Figure 19. Model of Insulator Activity Mediated by TCRαLCR. The LCR might form a loop with the transgene promoter or maintain the euchromatin state by recruiting active histone- modifying complexes (Ac). Alternatively, the LCR might bind to factors that tether it to nuclear matrix region in order to insulate the transgene from heterochromatin (coils). CTCF protein that binds to HS1’ might play a role in the formation of the loop.
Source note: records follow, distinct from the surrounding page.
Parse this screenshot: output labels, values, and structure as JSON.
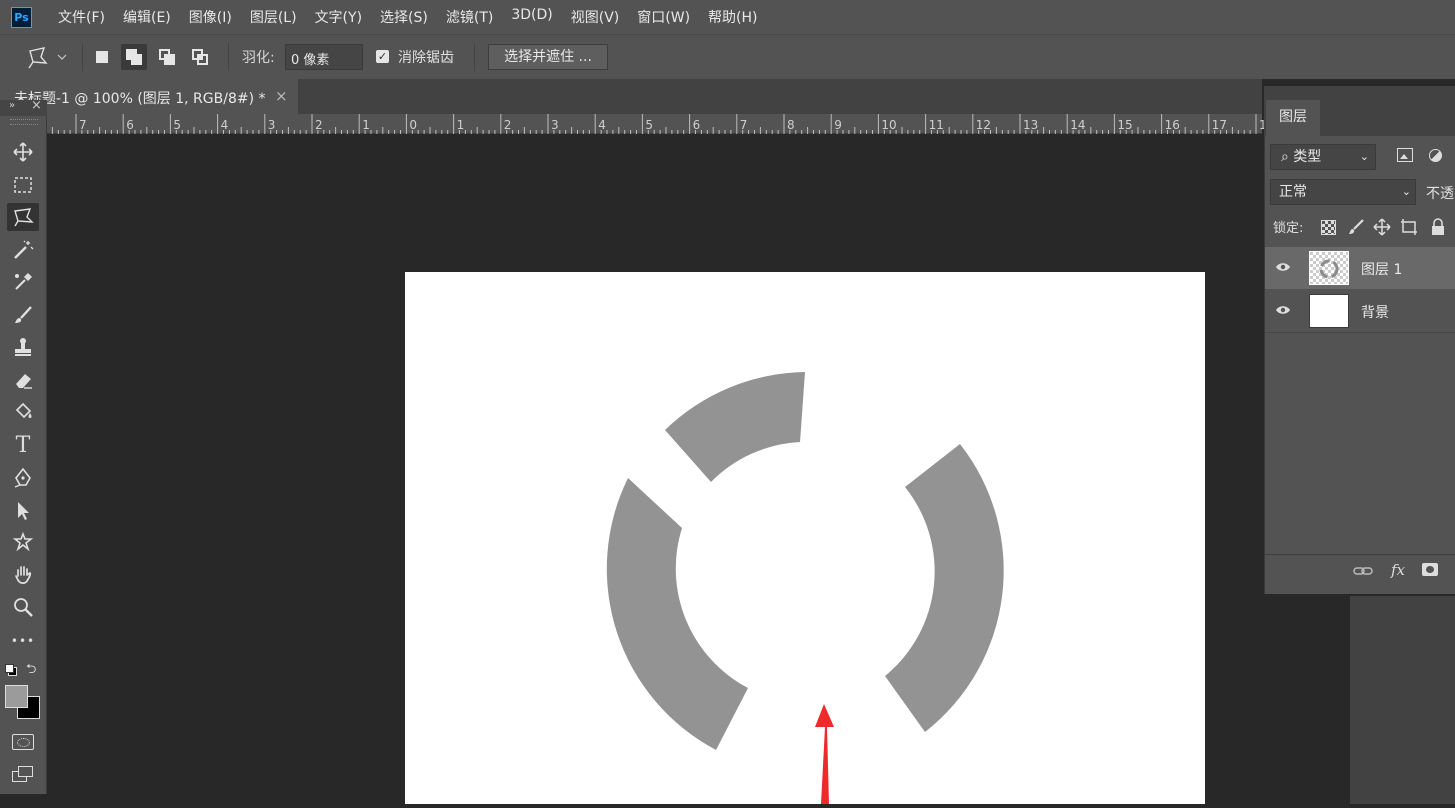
{
  "app": {
    "logo": "Ps",
    "menus": [
      "文件(F)",
      "编辑(E)",
      "图像(I)",
      "图层(L)",
      "文字(Y)",
      "选择(S)",
      "滤镜(T)",
      "3D(D)",
      "视图(V)",
      "窗口(W)",
      "帮助(H)"
    ]
  },
  "options": {
    "feather_label": "羽化:",
    "feather_value": "0 像素",
    "antialias_label": "消除锯齿",
    "antialias_checked": true,
    "select_mask_label": "选择并遮住 ..."
  },
  "document": {
    "tab_title": "未标题-1 @ 100% (图层 1, RGB/8#) *",
    "close": "×"
  },
  "ruler": {
    "labels": [
      "7",
      "6",
      "5",
      "4",
      "3",
      "2",
      "1",
      "0",
      "1",
      "2",
      "3",
      "4",
      "5",
      "6",
      "7",
      "8",
      "9",
      "10",
      "11",
      "12",
      "13",
      "14",
      "15",
      "16",
      "17",
      "1"
    ]
  },
  "tools": [
    {
      "icon": "move-icon"
    },
    {
      "icon": "rect-marquee-icon"
    },
    {
      "icon": "polygonal-lasso-icon",
      "active": true
    },
    {
      "icon": "magic-wand-icon"
    },
    {
      "icon": "eyedropper-icon"
    },
    {
      "icon": "brush-icon"
    },
    {
      "icon": "stamp-icon"
    },
    {
      "icon": "eraser-icon"
    },
    {
      "icon": "paint-bucket-icon"
    },
    {
      "icon": "type-icon",
      "glyph": "T"
    },
    {
      "icon": "pen-icon"
    },
    {
      "icon": "path-selection-icon"
    },
    {
      "icon": "custom-shape-icon"
    },
    {
      "icon": "hand-icon"
    },
    {
      "icon": "zoom-icon"
    },
    {
      "icon": "more-tools-icon",
      "glyph": "•••"
    }
  ],
  "colors": {
    "foreground": "#9b9b9b",
    "background": "#000000",
    "shape_fill": "#939393",
    "arrow": "#ee2b2b"
  },
  "layers_panel": {
    "tab": "图层",
    "kind_filter": "类型",
    "blend_mode": "正常",
    "opacity_label": "不透",
    "lock_label": "锁定:",
    "layers": [
      {
        "name": "图层 1",
        "selected": true,
        "thumb": "transparent"
      },
      {
        "name": "背景",
        "selected": false,
        "thumb": "white"
      }
    ],
    "footer_fx": "fx"
  }
}
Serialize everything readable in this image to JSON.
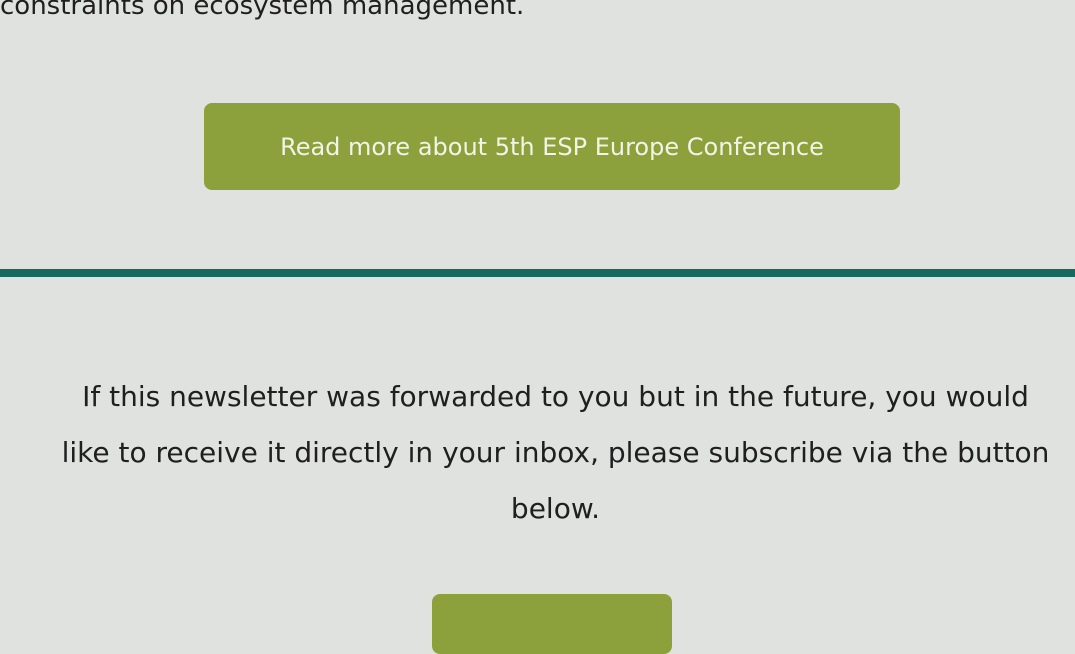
{
  "article": {
    "last_line": "constraints on ecosystem management."
  },
  "read_more_button": {
    "label": "Read more about 5th ESP Europe Conference"
  },
  "subscribe_section": {
    "line1": "If this newsletter was forwarded to you but in the future, you would",
    "line2": "like to receive it directly in your inbox, please subscribe via the button",
    "line3": "below."
  },
  "colors": {
    "background": "#e0e2df",
    "button": "#8ca13c",
    "divider": "#17695d"
  }
}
9.2 FUTURE DIRECTIONS There are many unanswered questions and theories to be explored in order to obtain a better understanding of mechanism of insulation and regulation at the TCRα/DAD1 locus. The finding that the TCRαLCR4.0 is sufficient for insulation suggests that either one or all of the HS (HS1’,

HS4 HS6) are important. Barrier assays can be designed to test the individual and synergistic functions of the HS. 90-day barrier assay is a lengthy experiment prone to potential flow cytometry errors/variations. Experimental models that test the insulator capacity of HS in a quick and reliable way need to be designed. With this goal, fission yeast model was explored in this study. The initial attempt done in this study showed that the HS6 site of the LCR was insufficient in insulating the heterochromatin-inducing L5 element. However, these experiments can be continued in two different ways: a) testing the role of HS1’, HS4 and HS6 together (in place of

48 HS6-alone) in the fission-yeast model (control constructs consisting of spacer elements may have to be included to eliminate any issues related to distance from L5 to the LCR), and b) rescuing the originally tested HS6-L5-URA yeast clones with cDNA of candidate insulator factors

(AML-1/RUNX, FOXO1, STAT3, IRF4).

Having identified that USF1, an important barrier factor binds to HS1’, the next logical step lies is in determining the effect of loss of this factor in insulation mediated by TCRα LCR.

Preliminary experiments have identified an shRNA (targeted at USF-1 mRNA) that effectively knocks down USF1 in VL3 cell line. As next steps, the USF1-shRNA construct can be stably transfecting into TαLCR4.0 clones and loss or maintenance of YFP expression levels would inform about the effect of USF1 on barrier activity.

The ability of the LCR to form loops can be explored by carefully designing transgene-LCR constructs for testing in 3C experiments. Overall, identification of the HS and factors involved in insulation can help streamline experiments to narrow on the mechanism of insulation.

9.3 SIGNIFICANCE The role of TCRα LCR in the regulation of differentially expressed TCRα and DAD1 genes is not yet clear. Identifying and understanding the insulation properties of the LCR, aims at explaining how the TCRα and DAD1 genes are maintained as distinct gene expression domains without any promiscuous communication. High-level genome organization consists of complex arrangement of genes with different spatiotemporal expressions, insulators are said to define transcriptional activity into separate domains. Studying the action of insulators within a single gene loci such as the TCRα/DAD1 locus, can be extrapolated to understand insulation at the 3D genome level. Moreover, there are not many well-studied vertebrate insulators other than the chicken β-globin insulator; identification of TCRα LCR insulator serves a great advantage in understanding the mechanism of insulation. 49 Study of the TCRα LCR is not only beneficial in terms of basic science but also in translational science. In gene therapy, therapeutic genes often delivered in a lentiviral or retroviral vectors are subject to silencing based on the nature of chromatin environment at the site of integration90. Insulators can be utilized to protect the therapeutic gene from such position effects. Chicken β-globin insulator was shown to improve the probability of expression of retroviruses subject to random integration events in a murine erythroleukemia cell line90. While met with some level of success, the study showed that complete protection of retroviruses from silencing was not observed especially in certain regions that might be centromeric heterochromatin. Hence, identification of additional insulators such as that of TCRα LCR can be of great benefit if proven successful in insulating a therapeutic gene. Overall, this study has laid the groundwork to expand knowledge about mechanism of LCR’s action and gene regulation at other complex multi gene loci.